You know, this is like the level below medicine to me lifestyle. This is like culture. It's below medicine. We this is how you build out a healthy culture. Culture is just the culmination of how I don't know if average is the right word, but like the way most people flowing through the world and the decisions create the culture.
So so we don't like where the culture is going, kind of build a new culture. You're going to be part of the counter culture, you know, counter culture. In this way, though, a very thoughtful process of health, where we are helping our brothers, sisters, neighbors to sink in to the very simple, essentially free, basic practices that just bring life and health.

And when enough of us are doing this, we create a critical mass of people who are just moving toward health. I really feel like it's going to take the pressure off of the health care system. Talk about how fasting personally can take the pressure off last, cooking, cleaning, shopping, dishes less times to be eating more space for other sort of things, less financial pressure like just opening up all this space.

Just like we can have the discussion of how our bodies are mirroring the society and like we can bring the dysfunction of society into us right. And that's what so much I think of what we're experiencing. We can invert that, take health. Health springing out of the body and flourishing is and push that out. Actually, instead of our bodies mirroring the society, we start pushing out and having society mirror our health and that see, that is empowering.

Taking it from the when it's just the other direction. This is like mass media coming at us where we feel I can't control it and it's this overwhelming deluge of this stuff, and then you're feeling powerless against it. Now we invert it, we focus on ourselves, we allow health and life and vitality to spring forth from the body, and we are pushing actively that out that we are showing health, being healthy, experiencing health.
That is a positive force that we can build, and send that out. And in the short term, isn't it enough? The people we care about, our friends and family, helping our friends and family to be healthy and as thoughtful and gentle away as possible, recognizing we can't change anyone. But we can be an example to people and we can support and encourage people.

That is the, that is the way.

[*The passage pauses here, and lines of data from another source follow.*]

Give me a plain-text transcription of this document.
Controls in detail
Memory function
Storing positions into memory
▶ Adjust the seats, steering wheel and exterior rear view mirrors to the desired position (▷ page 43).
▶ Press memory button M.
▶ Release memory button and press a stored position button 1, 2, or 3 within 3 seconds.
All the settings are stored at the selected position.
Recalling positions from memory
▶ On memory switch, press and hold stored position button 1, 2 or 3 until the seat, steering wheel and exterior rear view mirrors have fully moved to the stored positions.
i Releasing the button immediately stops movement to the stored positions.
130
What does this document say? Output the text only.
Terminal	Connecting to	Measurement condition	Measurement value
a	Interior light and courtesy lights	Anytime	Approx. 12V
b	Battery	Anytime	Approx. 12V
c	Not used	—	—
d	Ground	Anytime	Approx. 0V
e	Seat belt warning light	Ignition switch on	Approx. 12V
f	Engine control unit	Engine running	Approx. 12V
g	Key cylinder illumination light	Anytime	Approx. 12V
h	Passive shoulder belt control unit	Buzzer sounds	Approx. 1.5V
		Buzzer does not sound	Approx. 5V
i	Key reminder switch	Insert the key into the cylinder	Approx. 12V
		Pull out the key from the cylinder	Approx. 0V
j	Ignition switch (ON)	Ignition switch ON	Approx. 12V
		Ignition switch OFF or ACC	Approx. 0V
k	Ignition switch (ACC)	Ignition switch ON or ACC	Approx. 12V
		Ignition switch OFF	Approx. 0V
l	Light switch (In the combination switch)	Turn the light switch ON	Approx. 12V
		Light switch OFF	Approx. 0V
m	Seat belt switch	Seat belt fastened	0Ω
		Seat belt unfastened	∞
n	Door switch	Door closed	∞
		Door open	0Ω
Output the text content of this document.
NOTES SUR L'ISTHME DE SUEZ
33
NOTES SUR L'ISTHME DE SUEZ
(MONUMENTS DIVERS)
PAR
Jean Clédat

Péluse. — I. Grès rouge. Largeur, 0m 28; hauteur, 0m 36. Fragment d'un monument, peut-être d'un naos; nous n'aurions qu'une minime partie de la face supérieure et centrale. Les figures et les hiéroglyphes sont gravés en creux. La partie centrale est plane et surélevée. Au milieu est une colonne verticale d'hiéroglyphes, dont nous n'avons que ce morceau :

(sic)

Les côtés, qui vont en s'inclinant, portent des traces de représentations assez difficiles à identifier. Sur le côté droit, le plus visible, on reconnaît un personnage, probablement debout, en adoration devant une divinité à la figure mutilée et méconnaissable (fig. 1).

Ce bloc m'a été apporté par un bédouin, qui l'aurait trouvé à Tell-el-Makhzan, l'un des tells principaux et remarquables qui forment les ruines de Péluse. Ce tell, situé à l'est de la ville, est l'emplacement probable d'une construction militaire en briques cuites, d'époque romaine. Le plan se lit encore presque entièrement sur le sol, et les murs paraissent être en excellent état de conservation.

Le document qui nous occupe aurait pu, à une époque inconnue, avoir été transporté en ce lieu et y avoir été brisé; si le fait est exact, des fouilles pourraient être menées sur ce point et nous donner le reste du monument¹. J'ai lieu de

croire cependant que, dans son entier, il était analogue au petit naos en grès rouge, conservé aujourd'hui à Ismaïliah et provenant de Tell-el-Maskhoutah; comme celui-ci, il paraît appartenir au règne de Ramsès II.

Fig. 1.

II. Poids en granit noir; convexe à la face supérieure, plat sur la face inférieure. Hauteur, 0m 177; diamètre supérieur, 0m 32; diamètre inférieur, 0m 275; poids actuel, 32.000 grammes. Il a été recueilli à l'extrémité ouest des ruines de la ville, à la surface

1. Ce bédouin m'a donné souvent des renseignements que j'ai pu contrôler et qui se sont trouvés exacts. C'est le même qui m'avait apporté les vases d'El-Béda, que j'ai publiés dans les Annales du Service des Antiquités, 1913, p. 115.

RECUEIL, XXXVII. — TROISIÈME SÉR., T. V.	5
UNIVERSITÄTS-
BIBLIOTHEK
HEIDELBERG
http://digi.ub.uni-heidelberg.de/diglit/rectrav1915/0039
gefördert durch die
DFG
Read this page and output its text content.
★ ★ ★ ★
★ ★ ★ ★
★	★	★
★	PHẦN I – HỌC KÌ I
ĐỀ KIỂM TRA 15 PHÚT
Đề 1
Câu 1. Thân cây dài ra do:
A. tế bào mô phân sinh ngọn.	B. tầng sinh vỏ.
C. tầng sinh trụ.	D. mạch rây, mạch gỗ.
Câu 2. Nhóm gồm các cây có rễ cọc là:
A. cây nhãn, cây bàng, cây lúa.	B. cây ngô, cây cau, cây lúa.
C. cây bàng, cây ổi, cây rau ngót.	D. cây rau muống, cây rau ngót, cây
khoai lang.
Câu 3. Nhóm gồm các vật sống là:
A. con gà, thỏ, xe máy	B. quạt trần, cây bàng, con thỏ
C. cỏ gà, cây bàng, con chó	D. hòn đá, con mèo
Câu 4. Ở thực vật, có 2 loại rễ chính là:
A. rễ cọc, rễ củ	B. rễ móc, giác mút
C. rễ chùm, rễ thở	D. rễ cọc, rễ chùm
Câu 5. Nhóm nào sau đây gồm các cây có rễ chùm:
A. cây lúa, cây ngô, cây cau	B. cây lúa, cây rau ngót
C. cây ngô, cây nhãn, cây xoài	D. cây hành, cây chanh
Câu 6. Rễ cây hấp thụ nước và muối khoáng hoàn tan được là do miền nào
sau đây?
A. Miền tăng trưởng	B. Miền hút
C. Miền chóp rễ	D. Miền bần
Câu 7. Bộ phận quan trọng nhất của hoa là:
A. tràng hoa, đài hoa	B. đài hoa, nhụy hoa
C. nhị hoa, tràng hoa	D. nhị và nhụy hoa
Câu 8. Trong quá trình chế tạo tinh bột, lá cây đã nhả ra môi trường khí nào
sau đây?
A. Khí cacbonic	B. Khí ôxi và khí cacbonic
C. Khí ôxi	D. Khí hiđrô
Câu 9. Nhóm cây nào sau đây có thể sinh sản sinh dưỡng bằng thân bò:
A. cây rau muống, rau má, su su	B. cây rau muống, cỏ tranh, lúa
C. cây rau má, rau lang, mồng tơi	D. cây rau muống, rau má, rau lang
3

Thanks for sharing these thoughts with me, lifting ourselves up in every way that we can, across every domain, every way, lift ourselves up emotionally, lift our physical selves up. I love, the way I described it the other day, keeping our eyes on the horizon. We're, like, coming in for a landing January 1st.

We're going to, like, land at the party to celebrate this. Dial us in on where we are today, focusing on the positive, not punishing the negative, lifting everything up, identifying the positive coming in. Right. So January 1st, we're going to have a little party. Think about all the good work that we've done, both physically, emotionally to lift ourselves up, bring ourselves forward and health just going to be, fantastic.
So think of that. That's kind of like a sailboat. Like the plane cruising in, right? Is like, we've done the work, we flew across the country and we're just like dialing it in. All right, everybody, this was great. Great discussion. I will be back with you tomorrow. More insights, another step, tomorrow toward better health. I hope you have a great day.

I hope this helps you get dialed in and some really great thinking. I be thinking about this discussion. Very interesting things. You know, health care system. How do we promote health? And wholeness in the greatest way possible? We'll start with ourselves, and we'll do it in this day. We'll take powerful steps, and then we'll come tomorrow and we'll keep taking another step.
I appreciate you all very much. Have a great day, everybody.